Godwin Khosa
Academics, unions, teachers and NGOs agreed that vast amounts of information existed in disparate systems, covering best practice, intervention outcomes and education challenges. However, only through collaboration and sharing of this data could real progress be made.
Godwin Khosa, chief executive of the National Education Collaboration Trust (NECT), said not every intervention could be systemic, but that stakeholders had to appreciate the inter-dependence of systemic sub-systems in intervention planning and implementation. “The challenge is that we live in two worlds — the government world and the non-government world,” he said. “We need to break through the glass wall and share our learnings and experience to the benefit of pupils.”
Bridge’s chief executive, Barbara Dale-Jones, said: “We need multi-stakeholder engagement and alignment, but this takes time. The sector needs to commit to collaboration to increase the scope and reach of interventions, minimise cost and limit the duplication of interventions. We also need to commit to rigorous evaluation of interventions.”
She said one problem in education is that effective use is not always made of the data sets available in the education sector. “As a sector, we need to share working practices — what worked and what didn’t. We must build our ability to work collaboratively and work in partnership, build a shared understanding of the problem, mobilise resources that match the scale of the challenges, work together to test a range of possible solutions, create feedback loops and systems for sharing and commit to learning from experience.”
Edward Mosuwe, deputy director general of curriculum management and delivery at the Gauteng department of education, said that much of the information needed to get to the root causes of the problems and address them probably already exists in various data bases. “We need to mine our data sets correctly. We have a great deal of data indicating what works — we need to use it,” he said. “We must use all this knowledge we have at a micro scale, and go to scale with interventions.”
South African Democratic Teachers’ Union deputy president Mabutho Cele said the teachers’ union was keen to collaborate with all stakeholders: “As a union, we feel we should be seen as partners, not enemies in education.”
Parents too, have a role to play, said Professor Mellony Graven, numeracy chair at Rhodes University. “Parents are an untapped resource. They want to help their children, particularly in the early grades,” she said.

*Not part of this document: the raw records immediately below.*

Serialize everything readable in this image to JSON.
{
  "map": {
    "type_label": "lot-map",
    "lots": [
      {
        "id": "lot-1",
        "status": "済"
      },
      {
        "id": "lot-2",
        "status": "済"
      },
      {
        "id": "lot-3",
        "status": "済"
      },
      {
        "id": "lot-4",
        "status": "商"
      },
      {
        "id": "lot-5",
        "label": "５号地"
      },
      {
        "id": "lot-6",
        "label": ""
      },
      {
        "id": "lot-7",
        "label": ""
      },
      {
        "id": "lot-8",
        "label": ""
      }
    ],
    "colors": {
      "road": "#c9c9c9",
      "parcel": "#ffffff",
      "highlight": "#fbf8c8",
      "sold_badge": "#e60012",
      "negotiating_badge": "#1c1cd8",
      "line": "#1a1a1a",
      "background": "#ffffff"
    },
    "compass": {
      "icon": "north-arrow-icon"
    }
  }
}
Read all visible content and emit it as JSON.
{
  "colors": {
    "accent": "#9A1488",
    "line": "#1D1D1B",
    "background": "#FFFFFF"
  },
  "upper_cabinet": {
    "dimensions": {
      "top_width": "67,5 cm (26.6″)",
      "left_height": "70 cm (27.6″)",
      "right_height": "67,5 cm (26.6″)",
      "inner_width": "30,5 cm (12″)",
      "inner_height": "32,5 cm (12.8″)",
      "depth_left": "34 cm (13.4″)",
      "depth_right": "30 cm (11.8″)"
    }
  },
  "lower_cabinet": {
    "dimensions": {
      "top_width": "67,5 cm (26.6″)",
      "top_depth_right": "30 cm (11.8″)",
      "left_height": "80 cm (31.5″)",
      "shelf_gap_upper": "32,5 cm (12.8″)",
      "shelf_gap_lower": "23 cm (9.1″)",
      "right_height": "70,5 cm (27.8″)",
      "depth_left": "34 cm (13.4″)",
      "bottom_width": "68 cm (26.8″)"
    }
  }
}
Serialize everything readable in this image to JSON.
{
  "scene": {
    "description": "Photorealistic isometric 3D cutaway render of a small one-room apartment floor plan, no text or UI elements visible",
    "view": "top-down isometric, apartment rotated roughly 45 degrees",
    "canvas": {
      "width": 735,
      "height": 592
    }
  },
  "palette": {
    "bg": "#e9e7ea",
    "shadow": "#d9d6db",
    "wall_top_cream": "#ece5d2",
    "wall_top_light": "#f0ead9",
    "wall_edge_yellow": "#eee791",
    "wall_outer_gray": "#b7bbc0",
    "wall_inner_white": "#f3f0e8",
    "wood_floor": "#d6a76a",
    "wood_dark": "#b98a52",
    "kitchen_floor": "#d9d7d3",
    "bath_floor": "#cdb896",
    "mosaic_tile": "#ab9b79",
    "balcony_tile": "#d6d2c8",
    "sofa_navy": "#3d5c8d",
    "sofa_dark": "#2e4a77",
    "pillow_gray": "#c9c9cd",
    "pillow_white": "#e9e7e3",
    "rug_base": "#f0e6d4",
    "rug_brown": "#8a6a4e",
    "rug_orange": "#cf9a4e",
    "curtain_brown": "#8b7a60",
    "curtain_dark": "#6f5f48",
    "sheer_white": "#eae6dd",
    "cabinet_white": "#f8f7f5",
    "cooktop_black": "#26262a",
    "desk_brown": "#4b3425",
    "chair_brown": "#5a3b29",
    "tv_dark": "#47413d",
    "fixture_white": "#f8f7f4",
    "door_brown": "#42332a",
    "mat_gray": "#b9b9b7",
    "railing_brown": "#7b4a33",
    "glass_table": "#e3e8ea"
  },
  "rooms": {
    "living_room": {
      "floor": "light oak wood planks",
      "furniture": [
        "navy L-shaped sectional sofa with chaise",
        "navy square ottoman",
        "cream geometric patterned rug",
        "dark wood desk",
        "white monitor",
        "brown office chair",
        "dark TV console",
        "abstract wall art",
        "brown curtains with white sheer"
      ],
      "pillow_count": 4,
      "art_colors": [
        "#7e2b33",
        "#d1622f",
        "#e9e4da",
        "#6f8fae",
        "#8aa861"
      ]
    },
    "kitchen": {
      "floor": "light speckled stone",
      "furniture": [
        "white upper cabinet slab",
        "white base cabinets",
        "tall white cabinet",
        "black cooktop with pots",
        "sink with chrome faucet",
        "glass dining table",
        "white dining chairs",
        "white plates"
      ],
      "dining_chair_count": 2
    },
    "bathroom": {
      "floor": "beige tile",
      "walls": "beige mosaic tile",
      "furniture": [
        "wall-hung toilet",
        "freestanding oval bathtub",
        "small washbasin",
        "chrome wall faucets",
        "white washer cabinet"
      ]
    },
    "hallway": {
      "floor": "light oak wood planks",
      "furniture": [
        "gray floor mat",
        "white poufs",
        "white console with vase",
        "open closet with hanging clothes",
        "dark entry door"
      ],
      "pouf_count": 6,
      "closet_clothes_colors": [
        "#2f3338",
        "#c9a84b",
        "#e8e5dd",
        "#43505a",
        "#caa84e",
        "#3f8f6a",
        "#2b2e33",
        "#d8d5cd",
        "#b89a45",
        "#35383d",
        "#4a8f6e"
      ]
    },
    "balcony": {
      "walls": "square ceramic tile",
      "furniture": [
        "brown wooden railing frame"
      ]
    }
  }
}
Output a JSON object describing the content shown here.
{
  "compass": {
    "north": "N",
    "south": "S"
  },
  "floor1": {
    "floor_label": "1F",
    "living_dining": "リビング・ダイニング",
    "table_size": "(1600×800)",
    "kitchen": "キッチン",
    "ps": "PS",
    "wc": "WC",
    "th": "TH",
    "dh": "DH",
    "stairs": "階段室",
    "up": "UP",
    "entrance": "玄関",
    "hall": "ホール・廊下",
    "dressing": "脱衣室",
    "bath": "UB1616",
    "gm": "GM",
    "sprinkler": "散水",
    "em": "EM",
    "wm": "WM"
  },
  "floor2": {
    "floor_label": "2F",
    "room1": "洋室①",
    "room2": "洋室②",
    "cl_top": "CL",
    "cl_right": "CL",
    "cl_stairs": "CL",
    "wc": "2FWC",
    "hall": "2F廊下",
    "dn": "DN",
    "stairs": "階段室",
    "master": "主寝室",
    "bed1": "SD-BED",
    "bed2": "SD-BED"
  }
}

Skills transfer to teachers and between teachers, as well as to parents to help them to support their children’s learning were important, agreed delegates. And action had to be taken as a matter of urgency, they said.
Khosa said building professional development in to the school timetable could ensure that sufficient time was allocated for ongoing teacher development, and said the fundamental resources had to be put in place to support improved maths teaching.
Graven called for “systemic teacher support to focus on enabling recovery, as well as the creation of spaces for recovery.” She pointed out that the systemic focus tended to be more on form than function, with teacher preparation files and the neatness of pupil books getting greater attention than outcomes. “Sometimes the systemic focus results in teachers spending more time addressing issues like neatness, than on teaching and remediation,” she said. “I see no evidence that teachers aren’t committed. They care deeply, and often give up their Saturdays to teach pupils.
“Education should not be delivered and received,” she said, “Pupils should be given more opportunities to actually learn. We need to develop more active, engaging pupil dispositions.”
Graven said opportunities to improve maths performance included enabling dialogue and partnerships for teachers within professional learning communities. Progressively tailored homework drives and after-school spaces free from curriculum demands, where children could work at their own pace, would also help to facilitate learning, she said. Noting that many children did not have home environments conducive to learning, she said: “We think schools close too early. We would like to see these spaces kept open after formal school hours for reading and maths clubs and remediation work. This would allow pupils to grow outside of school hours.”
One delegate noted at the end of the day: “For us working out there, the realities are heartbreaking. Kids are opting out because they can’t engage with the content. Those who missed out on content in the earlier grades can’t hope to catch up; there are huge knowledge gaps among our kids. Teachers are now battling to help children in grade eight who have grade four level knowledge. Teachers need support, not criticism.”